2022-09-10T05:33:45.317Z section 1 start
2022-09-10T05:33:45.323Z section 2 start
2022-09-10T05:33:50.347Z section 2 end with response: {
  name: 'api1',
  start_time: 1662788025342,
  end_time: 1662788030342,
  execution_time: 5000,
  start_time_readable: '2022-09-10T05:33:45.342Z',
  end_time_readable: '2022-09-10T05:33:50.342Z',
  timeout: '5000'
}
2022-09-10T05:33:50.350Z section 1 end with response: {
  name: 'api2',
  start_time: 1662788025341,
  end_time: 1662788030344,
  execution_time: 5003,
  start_time_readable: '2022-09-10T05:33:45.341Z',
  end_time_readable: '2022-09-10T05:33:50.344Z',
  timeout: '2000'
}

How Exactly Both the APIs Responded at the Same Time

While section 1 was invoked with 2s, and section 2 was invoked with 5s, so ideally, section 1 should respond first. Let’s understand this in detail.

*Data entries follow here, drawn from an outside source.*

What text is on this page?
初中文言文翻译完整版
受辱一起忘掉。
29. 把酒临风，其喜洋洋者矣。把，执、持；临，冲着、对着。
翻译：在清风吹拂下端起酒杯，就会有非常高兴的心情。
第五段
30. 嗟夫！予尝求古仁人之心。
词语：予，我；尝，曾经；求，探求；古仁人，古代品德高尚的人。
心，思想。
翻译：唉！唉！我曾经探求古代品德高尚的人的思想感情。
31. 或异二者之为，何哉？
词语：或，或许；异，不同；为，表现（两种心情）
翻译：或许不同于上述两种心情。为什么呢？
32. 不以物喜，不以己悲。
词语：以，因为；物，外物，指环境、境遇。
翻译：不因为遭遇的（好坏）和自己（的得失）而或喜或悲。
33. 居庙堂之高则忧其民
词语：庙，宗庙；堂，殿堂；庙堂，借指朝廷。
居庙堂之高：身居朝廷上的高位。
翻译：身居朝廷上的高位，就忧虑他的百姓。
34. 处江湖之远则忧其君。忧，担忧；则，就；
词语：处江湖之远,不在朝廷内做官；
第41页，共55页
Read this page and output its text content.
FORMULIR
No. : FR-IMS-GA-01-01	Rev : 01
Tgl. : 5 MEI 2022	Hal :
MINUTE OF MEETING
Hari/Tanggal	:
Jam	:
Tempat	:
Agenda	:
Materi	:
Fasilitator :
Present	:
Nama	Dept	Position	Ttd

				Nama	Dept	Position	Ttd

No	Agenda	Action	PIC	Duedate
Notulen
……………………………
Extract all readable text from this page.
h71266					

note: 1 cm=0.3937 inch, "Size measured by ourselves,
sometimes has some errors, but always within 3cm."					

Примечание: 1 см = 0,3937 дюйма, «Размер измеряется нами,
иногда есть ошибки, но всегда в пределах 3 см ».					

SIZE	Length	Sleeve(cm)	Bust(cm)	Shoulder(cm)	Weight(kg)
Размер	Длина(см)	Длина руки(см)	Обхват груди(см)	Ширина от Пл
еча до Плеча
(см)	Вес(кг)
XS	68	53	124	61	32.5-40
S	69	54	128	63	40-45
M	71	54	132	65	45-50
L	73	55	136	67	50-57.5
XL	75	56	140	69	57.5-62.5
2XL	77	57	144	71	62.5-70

1. Invocation started for API2 first, so obviously, it reached to event loop first, and the event loop was available and immediately started its execution.
2. As the nature of this API (API2) is non-blocking, so the event loop will start its execution and will be free from this, and it’ll be ready to take the next requests.
3. At this time, API1 will be reached the event loop and start its execution.
4. As the nature of the API (API1) is blocking, it is a for loop running for given seconds, so the event loop will be busy executing this, and it’ll not be available for taking requests for the event queue for a given timeout value (for this example 5s).
5. After completion of this 5s, the next statement is to return the response; an event loop will follow that, and the response will be returned for API1.
6. Now event loop will be free to take requests from the event queue where the timeout function of API2 will be waiting from the last 3s; it will dequeue this function, execute it, and return the response (as written in the code).
7. From the timeline perspective, if API2 and API1 are invoked at the 0th second in this sequence (first API2 and then API1 in parallel), then API1 will respond at the 5th second, and API2 will respond at the 5th second (API2 will respond immediately after API1).

I hope now the internal working of Node.js is clear, and it is also clear why not to use Node.js for CPU-intensive applications.

I’m attaching a code snippet from GitHub.

That’s all for today. Thank you so much for reading!